A main reason I’m interested in Grist is due to spreadsheet software having a ~1 million row limit.
Grist compares itself to spreadsheet software but says nothing about the ~1 million row spreadsheet limit. The only limits you mention are for your SAAS offerings. Limits - Grist Help Center
Some background and general feedback:
I started off with Libreoffice calc, but I find that Excel has more “quality of life” features, such as easy navigation by double-clicking the edges of cells, etc. And it handles memory/large files much better.
Excel is highly problematic for .csv files since it automatically converts data, and the “import text” options are difficult and not always 100% functional.
Both of these have the problem of being limited to ~1 million rows.
I tested others like Modern CSV and Rons Data Edit, and they weren’t better.
I saw OpenRefine being recommended but it seems very limited and doesn’t have all the features I need.
The main features I need are:
- Remove whitespace
- Remove duplicates
- Cut/copy/move large amounts of data from one sheet to another, or within a sheet/database. Eg: insert 100,000 rows before another million rows.
For everything else, I can just use Excel.
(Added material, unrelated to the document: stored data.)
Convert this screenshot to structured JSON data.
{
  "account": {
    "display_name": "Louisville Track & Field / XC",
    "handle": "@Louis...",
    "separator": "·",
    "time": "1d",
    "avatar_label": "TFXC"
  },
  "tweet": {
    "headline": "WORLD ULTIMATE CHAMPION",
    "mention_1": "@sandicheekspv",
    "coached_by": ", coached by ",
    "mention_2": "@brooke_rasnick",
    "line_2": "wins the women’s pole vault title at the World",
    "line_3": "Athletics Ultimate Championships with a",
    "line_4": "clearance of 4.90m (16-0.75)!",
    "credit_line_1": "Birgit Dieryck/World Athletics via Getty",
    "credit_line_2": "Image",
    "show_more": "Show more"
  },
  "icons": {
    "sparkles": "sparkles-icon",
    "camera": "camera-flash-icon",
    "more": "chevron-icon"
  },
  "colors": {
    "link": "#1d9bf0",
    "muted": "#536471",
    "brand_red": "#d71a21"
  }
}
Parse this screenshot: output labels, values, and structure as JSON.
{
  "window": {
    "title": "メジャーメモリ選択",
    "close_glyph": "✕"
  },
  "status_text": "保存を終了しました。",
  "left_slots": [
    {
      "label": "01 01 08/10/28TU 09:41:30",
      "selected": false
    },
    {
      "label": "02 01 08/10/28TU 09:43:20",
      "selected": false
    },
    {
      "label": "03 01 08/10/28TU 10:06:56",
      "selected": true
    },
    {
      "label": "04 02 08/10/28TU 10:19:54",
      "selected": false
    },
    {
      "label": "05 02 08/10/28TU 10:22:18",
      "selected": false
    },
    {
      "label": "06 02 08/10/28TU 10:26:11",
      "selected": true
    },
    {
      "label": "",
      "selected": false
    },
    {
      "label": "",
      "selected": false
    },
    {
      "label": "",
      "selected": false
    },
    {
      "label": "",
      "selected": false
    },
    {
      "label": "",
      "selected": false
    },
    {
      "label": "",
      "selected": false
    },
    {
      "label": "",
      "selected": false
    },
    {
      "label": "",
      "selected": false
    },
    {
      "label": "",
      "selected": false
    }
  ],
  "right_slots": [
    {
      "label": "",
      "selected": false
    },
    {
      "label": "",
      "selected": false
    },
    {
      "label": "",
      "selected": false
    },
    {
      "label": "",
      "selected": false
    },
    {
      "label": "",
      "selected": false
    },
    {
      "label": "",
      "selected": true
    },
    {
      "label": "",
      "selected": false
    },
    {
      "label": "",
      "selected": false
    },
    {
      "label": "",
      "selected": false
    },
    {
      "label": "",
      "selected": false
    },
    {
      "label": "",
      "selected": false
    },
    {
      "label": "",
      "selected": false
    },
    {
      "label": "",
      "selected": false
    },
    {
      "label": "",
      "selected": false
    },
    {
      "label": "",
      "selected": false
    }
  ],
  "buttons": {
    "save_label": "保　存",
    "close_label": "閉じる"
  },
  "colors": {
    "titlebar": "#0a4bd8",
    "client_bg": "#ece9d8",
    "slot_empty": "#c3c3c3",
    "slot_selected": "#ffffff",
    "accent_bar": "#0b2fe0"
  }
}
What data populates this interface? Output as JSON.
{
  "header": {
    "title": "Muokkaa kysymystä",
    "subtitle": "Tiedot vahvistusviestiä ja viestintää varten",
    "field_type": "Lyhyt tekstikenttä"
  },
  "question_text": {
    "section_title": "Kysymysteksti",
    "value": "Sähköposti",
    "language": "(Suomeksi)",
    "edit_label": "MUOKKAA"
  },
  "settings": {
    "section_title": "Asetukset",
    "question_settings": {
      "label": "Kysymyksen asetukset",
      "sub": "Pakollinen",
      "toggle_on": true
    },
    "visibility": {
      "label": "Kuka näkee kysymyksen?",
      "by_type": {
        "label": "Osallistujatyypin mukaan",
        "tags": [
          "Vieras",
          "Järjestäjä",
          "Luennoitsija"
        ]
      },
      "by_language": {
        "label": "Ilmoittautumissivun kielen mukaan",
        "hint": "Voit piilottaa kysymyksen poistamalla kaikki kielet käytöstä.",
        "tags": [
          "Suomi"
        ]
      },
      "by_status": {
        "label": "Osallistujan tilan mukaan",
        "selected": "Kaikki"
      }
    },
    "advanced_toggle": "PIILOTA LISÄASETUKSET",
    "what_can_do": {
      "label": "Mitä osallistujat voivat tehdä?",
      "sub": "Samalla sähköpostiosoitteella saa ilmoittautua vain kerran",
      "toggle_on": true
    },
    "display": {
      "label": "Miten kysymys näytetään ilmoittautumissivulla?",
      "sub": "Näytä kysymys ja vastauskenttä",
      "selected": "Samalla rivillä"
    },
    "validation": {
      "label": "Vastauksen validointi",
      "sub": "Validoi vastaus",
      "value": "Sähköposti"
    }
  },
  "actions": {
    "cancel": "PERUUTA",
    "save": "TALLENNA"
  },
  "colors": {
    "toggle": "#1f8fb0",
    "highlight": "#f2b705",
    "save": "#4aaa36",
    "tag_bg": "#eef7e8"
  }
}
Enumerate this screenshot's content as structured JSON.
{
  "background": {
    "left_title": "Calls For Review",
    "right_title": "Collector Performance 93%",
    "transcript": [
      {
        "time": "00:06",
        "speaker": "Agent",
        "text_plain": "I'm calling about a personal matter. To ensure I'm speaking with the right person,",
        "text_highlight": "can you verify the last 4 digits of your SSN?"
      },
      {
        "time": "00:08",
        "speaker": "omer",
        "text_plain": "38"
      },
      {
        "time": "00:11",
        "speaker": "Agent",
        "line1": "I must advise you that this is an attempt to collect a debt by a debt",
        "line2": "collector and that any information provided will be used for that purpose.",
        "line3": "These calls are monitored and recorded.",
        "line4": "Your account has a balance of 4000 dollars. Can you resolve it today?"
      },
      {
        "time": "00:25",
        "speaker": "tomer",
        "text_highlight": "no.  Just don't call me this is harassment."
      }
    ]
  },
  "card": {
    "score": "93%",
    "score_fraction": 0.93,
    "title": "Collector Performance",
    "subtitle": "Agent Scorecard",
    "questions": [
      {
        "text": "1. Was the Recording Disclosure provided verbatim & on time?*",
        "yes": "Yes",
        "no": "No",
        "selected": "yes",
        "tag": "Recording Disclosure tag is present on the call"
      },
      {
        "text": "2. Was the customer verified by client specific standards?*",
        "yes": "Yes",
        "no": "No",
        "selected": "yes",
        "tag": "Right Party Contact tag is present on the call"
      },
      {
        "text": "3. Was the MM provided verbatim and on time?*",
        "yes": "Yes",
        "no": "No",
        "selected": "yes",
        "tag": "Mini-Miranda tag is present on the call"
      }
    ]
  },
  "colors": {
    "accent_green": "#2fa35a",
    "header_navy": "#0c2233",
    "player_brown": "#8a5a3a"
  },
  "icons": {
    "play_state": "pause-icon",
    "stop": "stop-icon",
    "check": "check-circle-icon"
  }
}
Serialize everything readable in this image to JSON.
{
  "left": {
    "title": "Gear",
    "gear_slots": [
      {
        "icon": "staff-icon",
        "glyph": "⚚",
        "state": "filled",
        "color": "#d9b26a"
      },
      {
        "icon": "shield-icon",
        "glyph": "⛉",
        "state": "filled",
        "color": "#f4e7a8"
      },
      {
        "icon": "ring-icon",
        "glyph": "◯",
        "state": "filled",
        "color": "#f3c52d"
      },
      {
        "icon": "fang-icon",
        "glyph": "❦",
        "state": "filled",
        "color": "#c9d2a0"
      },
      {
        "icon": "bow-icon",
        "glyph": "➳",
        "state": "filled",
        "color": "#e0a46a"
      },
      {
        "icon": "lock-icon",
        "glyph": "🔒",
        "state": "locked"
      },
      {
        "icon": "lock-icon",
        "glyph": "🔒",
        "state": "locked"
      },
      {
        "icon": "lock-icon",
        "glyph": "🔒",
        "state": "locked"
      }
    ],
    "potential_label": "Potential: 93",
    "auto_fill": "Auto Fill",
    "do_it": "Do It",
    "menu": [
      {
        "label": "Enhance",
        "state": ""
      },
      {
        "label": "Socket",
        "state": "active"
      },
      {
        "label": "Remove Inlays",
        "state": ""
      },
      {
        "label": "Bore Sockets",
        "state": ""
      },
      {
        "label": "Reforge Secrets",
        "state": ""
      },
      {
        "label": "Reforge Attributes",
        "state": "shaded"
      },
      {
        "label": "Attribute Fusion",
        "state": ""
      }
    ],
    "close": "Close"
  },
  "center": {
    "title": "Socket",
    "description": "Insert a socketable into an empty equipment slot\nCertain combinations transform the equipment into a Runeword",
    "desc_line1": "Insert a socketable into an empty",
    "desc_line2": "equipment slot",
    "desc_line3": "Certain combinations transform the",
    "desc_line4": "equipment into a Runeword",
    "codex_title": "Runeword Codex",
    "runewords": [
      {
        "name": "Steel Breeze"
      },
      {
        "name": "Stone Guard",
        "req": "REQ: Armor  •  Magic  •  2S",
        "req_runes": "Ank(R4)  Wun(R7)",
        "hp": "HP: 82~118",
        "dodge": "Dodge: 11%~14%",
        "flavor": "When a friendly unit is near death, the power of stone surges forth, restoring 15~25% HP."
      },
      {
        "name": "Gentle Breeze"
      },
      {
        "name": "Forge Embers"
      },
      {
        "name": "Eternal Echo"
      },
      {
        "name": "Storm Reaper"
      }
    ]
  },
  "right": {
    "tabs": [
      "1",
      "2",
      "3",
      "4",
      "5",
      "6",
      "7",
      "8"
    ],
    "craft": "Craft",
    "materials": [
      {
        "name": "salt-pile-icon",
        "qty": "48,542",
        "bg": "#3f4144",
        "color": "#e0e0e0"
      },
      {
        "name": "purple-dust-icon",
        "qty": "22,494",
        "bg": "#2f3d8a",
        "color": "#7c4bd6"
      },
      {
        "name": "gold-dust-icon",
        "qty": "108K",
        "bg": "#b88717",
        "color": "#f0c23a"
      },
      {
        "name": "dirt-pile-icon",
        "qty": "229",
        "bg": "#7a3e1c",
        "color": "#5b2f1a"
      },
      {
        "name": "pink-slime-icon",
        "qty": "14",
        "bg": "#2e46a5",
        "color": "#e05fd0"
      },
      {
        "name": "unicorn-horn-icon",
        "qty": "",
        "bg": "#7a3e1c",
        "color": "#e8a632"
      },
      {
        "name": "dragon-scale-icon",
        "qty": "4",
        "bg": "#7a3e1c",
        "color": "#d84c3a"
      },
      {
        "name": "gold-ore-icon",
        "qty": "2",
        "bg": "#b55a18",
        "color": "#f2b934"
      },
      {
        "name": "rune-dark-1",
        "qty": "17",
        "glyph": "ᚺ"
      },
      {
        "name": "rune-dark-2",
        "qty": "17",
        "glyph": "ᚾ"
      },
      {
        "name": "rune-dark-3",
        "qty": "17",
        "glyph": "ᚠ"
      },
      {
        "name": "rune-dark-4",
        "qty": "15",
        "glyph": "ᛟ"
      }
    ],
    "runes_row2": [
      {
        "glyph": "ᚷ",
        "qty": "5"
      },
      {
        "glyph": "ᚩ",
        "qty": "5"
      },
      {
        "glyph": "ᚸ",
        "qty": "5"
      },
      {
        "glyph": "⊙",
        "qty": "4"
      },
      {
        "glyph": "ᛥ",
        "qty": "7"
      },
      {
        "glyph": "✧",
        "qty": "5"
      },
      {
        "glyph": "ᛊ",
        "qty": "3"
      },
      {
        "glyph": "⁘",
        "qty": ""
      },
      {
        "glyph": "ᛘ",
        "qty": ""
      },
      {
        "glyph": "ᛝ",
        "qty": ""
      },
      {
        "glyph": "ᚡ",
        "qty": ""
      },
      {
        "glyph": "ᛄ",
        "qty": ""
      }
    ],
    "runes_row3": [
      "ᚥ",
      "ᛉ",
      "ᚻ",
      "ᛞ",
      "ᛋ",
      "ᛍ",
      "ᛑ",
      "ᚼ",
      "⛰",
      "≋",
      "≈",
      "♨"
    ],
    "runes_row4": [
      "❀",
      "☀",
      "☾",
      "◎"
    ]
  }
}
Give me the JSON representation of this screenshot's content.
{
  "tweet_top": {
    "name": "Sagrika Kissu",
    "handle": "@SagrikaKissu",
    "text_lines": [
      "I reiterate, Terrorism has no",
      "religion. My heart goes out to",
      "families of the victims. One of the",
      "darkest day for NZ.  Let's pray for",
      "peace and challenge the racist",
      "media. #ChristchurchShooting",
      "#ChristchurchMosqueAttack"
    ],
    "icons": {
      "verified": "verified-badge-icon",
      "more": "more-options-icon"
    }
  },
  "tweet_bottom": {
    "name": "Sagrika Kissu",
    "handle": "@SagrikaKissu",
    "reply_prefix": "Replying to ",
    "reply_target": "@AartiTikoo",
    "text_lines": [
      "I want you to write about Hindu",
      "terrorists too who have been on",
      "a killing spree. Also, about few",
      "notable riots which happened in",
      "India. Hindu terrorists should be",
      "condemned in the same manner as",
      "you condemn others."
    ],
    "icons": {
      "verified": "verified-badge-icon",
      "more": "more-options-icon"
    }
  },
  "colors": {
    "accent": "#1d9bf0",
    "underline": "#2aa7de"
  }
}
But being able to use autofill in the database program would be very nice.
I watched your “find dupes” tutorial, and it looks like it would work for my needs, but ideally it could remove duplicates across multiple pages.
For the ~1 million row limit it was recommended that I switch to a database. Libreoffice has a database but from what I recall, it had the same memory issues as Calc, and kept crashing when importing/using large files/databases.
I need to be able to look someone up in the database via their email address, then copy and paste their row into a spreadsheet. So Grist advertising itself as a “database with spreadsheet UI” sounded very promising. And it appears that Grist can do this copy-paste task.
I was a little disappointed that Grist doesn’t have the vast majority of basic functions that spreadsheets have, despite advertising itself as “equal to + better than” Google sheets, Excel, etc.